L’Apéritif N°1 est gourmand, herbacé et amer. Il se décline en 25 et 74cl, et n’est pas sans rappeler les subtilités d’un vermouth ou d’un vieux banyuls. On est sur des notes riches de raisin mûr, fruits confits, boisé. Cela s’équilibre avec l’amertume de la gentiane. En finale, on retrouve des notes de pain d’épices qui apportent une touche gourmande à la boisson. Nous utilisons des ingrédients naturels avec une base de raisin blanc et des infusions de plantes fraîches très concentrées. Il se déguste bien frais, avec ses glaçons, ou peut aussi s’utiliser dans un cocktail. Quant à la seconde boisson, Le Spritz, la douceur de l’orange se marie avec l’amertume subtile de la gentiane, le tout sublimé par la fraîcheur herbacée du romarin. C’est une boisson pétillante que nous proposons en format 25cl, prêt à déguster.
La particularité de Finote, par rapport à ses concurrents ?

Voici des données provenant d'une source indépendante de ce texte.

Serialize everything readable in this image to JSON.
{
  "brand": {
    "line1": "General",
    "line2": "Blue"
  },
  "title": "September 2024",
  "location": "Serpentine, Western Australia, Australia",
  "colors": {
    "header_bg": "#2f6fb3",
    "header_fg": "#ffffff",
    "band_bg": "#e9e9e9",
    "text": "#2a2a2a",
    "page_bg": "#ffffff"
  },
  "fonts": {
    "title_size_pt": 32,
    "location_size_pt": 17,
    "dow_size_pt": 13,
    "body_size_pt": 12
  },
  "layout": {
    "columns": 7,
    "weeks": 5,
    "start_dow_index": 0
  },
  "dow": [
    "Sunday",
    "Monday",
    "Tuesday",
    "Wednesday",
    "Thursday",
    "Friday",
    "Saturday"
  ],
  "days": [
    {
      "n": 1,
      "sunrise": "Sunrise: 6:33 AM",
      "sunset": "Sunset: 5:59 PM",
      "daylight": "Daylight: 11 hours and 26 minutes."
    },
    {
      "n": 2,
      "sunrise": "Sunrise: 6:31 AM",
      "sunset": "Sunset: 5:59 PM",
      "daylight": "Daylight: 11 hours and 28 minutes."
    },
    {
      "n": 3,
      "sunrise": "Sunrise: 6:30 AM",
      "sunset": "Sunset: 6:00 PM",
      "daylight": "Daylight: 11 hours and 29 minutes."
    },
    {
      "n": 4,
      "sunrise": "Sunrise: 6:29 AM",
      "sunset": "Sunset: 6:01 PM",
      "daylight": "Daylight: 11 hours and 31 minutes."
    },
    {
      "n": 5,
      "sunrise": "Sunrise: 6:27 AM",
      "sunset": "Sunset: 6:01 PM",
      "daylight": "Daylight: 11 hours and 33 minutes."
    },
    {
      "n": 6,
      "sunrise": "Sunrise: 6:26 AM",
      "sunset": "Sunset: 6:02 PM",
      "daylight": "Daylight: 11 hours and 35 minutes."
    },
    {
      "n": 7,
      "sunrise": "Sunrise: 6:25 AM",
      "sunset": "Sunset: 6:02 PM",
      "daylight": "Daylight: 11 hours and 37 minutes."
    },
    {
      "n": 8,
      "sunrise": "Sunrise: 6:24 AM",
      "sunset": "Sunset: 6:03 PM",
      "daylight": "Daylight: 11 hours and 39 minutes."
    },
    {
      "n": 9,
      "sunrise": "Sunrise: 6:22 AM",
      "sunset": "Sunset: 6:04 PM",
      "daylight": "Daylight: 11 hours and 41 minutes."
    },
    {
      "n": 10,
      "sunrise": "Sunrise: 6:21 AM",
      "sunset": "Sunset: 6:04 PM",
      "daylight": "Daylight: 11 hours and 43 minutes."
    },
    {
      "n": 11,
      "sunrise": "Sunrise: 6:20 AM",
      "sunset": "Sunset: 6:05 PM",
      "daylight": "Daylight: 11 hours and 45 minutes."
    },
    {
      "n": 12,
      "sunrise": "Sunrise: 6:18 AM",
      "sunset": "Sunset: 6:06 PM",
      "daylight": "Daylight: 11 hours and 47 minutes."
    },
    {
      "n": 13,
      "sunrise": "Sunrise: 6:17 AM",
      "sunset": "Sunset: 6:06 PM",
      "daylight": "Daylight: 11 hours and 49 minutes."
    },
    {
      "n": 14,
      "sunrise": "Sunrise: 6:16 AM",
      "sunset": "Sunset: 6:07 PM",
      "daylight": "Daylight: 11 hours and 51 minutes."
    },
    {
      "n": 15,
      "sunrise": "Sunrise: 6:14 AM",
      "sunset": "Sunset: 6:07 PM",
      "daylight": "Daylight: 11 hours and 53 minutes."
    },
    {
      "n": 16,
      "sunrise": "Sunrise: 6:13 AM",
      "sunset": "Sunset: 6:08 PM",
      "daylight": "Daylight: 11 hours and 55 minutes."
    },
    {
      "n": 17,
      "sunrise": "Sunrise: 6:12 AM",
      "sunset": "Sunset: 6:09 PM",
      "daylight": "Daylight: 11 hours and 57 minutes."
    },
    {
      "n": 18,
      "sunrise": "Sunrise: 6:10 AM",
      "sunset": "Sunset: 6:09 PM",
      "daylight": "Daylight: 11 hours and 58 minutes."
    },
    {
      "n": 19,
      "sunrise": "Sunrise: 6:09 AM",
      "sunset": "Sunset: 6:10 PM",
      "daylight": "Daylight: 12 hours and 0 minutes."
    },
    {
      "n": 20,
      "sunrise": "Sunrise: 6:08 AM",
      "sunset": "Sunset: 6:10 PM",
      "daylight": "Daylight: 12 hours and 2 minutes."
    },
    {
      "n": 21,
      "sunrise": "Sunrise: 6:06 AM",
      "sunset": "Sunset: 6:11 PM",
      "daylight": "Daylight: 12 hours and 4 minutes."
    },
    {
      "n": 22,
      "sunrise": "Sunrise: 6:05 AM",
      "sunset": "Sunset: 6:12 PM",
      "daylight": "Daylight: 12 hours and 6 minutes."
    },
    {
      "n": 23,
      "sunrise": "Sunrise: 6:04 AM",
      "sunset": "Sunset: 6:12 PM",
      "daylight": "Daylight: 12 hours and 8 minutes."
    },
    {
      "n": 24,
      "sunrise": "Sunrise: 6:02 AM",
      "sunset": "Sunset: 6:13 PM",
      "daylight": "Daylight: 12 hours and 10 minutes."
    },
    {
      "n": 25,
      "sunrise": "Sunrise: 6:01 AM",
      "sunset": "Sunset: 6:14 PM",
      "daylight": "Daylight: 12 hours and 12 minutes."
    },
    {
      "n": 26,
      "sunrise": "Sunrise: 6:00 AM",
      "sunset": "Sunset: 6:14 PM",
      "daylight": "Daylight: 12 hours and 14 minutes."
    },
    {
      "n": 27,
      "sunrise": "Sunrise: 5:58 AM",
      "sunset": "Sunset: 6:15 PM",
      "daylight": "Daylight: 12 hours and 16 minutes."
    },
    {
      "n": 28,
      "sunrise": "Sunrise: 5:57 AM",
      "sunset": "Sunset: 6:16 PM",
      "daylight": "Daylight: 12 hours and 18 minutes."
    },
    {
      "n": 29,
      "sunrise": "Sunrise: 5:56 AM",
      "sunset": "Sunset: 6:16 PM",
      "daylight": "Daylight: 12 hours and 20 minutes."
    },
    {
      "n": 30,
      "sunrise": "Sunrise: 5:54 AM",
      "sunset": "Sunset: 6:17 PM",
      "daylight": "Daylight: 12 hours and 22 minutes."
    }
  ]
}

Nous réinventons des classiques et nous nous inscrivons dans la trajectoire d’une histoire familiale avec des recettes transmises de génération en génération. Par la suite, nous souhaiterions utiliser des plantes résilientes au changement climatique, qui est un vrai sujet, notamment dans le sud de la France. Nous nous intéressons à des plantations de nopal (figuier de barbarie) par exemple. De manière générale, nous avons à cœur de conserver ce côté terroir Catalan, et de proposer un produit soutenable.
Quelles sont vos ambitions en termes de distribution ?
Nous commençons à distribuer les produits Finote à l’échelle de la France, et nous souhaitons développer l’aspect commercial en Europe. Nous sommes en discussion avec la Suède et la Norvège, et nous aimerions entrer prochainement en discussion avec l’Espagne. Les pays scandinaves fonctionnent avec des systèmes de monopole, Systembolaget pour la Suède et Vinmonopolet pour la Norvège. En tant que produit sans alcool, Finote pourrait éviter ces circuits et leur process d’accès fastidieux, mais y être référencé permet d’être présent chez tous les cavistes du pays.
Votre clientèle cible ?
Aujourd’hui, c’est le plaisir gustatif qui lie nos clientes et clients. Et la recherche d’une alternative sans alcool, tout simplement. Mode de vie, santé, religion, grossesse, objectifs sportifs… Il existe de multiples raisons de ne pas souhaiter en consommer.
Que répondez-vous à ceux qui s’offusquent qu’on puisse imiter des produits, que ce soit des produits carnés, ou alcoolisés par exemple ?
Il est important d’être inclusif. Or, ces produits permettent d’inclure tout le monde, et de vivre peut-être plus harmonieusement les uns avec les autres. À chacun son choix.